Questa la realtà sorprendente emersa dalla nuova pronuncia della Cassazione. Quindi, secondo la Corte, mantenere il proprio patrimonio in wallet digitali lo renderebbe, di fatto, insequestrabile, nonché insuscettibile di confisca e, dunque, al sicuro da eventuali azioni fiscali intraprese per recuperare il maltolto, cioè i proventi dell’evasione.

Quali sono le motivazioni della sentenza?

La Corte ha motivato la sua decisione affermando che le criptovalute non rientrano nella definizione di «valuta» ai sensi della normativa italiana. Inoltre, ha evidenziato le difficoltà operative legate al sequestro di criptovalute, data la loro natura decentralizzata e la difficoltà di tracciarne i flussi, oltre che di stabilirne l’esatto valore equivalente in moneta avente corso legale (le quotazioni delle criptovalute sono estremamente oscillanti).

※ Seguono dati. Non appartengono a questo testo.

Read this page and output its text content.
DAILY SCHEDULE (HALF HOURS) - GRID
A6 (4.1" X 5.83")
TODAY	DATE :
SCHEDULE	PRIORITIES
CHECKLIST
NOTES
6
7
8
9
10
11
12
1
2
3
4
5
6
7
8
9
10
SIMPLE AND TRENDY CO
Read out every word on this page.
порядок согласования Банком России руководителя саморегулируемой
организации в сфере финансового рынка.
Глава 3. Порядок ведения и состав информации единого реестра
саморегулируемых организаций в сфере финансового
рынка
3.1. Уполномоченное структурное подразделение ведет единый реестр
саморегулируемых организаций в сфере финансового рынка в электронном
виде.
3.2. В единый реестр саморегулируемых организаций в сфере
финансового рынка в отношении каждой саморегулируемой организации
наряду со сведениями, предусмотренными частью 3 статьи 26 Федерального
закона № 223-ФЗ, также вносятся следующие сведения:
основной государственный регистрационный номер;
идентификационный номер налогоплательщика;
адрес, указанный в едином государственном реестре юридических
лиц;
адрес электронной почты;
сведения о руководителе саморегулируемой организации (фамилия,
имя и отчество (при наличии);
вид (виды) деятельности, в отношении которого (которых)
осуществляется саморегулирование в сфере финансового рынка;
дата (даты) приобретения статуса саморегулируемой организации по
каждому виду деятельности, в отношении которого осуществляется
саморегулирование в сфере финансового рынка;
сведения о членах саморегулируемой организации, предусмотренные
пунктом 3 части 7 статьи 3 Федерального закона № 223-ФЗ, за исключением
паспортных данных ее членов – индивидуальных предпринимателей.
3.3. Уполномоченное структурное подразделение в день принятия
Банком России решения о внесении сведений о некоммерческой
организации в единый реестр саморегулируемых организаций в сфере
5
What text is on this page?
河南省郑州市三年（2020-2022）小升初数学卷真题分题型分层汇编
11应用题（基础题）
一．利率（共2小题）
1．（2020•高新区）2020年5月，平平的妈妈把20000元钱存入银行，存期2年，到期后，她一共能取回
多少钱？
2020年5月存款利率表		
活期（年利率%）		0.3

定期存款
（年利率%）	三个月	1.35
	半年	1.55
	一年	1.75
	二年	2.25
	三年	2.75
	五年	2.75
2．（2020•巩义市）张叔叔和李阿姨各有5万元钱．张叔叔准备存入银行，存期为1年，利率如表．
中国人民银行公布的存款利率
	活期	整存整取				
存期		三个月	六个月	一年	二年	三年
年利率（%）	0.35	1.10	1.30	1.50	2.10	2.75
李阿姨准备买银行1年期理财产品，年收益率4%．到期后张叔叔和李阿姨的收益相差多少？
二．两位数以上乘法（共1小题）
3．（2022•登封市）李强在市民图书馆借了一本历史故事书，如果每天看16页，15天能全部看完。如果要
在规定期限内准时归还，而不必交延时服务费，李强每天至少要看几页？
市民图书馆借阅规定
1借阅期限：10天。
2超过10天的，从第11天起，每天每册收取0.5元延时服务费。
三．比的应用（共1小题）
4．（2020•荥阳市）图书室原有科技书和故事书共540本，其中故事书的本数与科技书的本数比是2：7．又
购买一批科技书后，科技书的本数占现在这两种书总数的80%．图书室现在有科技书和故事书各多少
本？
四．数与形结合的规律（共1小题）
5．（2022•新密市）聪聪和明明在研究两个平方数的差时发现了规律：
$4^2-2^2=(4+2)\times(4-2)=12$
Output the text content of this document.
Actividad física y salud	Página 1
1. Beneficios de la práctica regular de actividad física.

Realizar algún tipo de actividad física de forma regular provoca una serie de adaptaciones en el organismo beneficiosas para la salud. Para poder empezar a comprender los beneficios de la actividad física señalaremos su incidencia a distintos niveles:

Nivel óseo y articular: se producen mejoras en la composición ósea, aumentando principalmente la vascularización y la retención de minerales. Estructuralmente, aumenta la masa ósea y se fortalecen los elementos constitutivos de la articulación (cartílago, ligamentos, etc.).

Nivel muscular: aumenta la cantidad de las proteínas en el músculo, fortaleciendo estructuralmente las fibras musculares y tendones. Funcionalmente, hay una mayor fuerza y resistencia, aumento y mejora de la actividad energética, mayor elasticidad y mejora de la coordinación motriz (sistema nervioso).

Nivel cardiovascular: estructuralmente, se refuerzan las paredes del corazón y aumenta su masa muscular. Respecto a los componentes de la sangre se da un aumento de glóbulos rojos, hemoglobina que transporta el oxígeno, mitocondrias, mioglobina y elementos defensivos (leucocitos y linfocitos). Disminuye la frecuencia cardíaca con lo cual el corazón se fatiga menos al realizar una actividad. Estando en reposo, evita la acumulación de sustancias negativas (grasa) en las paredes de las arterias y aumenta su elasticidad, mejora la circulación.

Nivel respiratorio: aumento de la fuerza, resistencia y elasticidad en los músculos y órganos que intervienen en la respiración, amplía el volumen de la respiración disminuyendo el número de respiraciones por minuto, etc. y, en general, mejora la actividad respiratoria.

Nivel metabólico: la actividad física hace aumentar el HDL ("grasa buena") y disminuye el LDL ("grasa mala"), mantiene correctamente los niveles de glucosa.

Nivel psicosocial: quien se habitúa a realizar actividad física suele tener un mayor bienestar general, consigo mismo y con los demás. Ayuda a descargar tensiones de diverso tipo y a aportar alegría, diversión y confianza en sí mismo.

Quali sono le implicazioni della sentenza?

La sentenza della Cassazione n. 1760/2025 crea un “vuoto normativo” in materia di sequestro preventivo di criptovalute. Ciò potrebbe rendere più difficile per lo Stato recuperare i proventi dell’evasione fiscale, qualora questi siano stati investiti e convertiti in criptovalute.

La sentenza significa che le criptovalute sono un paradiso fiscale?

No, la sentenza non implica che le criptovalute siano un paradiso fiscale. L’evasione fiscale resta un reato, e le autorità stanno sviluppando nuovi strumenti per contrastare l’utilizzo di criptovalute per scopi illeciti.

È tuttavia vero che, ad oggi, chi lascerà in criptovalute i proventi delle sue attività illecite – non solo quelli derivanti da reati tributari: si pensi ad altri delitti, come il riciclaggio – ha un mezzo “sicuro” (almeno se e sino a quando la pronuncia della Suprema Corte verrà condivisa ed applicata da altri magistrati giudicanti) per non subire, quantomeno, il sequestro preventivo. Dunque potrà essere imputato e se del caso anche condannato, ma non perderà i proventi illecitamente realizzati.

Cosa cambierà in futuro?

È probabile che la sentenza della Cassazione spingerà, prossimamente, il legislatore a intervenire per colmare il vuoto normativo che abbiamo evidenziato, in modo da regolamentare il sequestro di criptovalute in caso di reati tributari e non solo.

Inoltre, non va sottovalutato il fatto che le autorità fiscali italiane e degli altri Stati membri dell’Unione Europea stanno investendo molto nelle tecnologie per tracciare le transazioni in criptovalute, monitorando la blockchain che registra gli scambi e tenendo d’occhio i wallet digitali, in modo da contrastare in modo più efficace l’evasione fiscale e il reimpiego dei proventi illeciti che da essa derivano.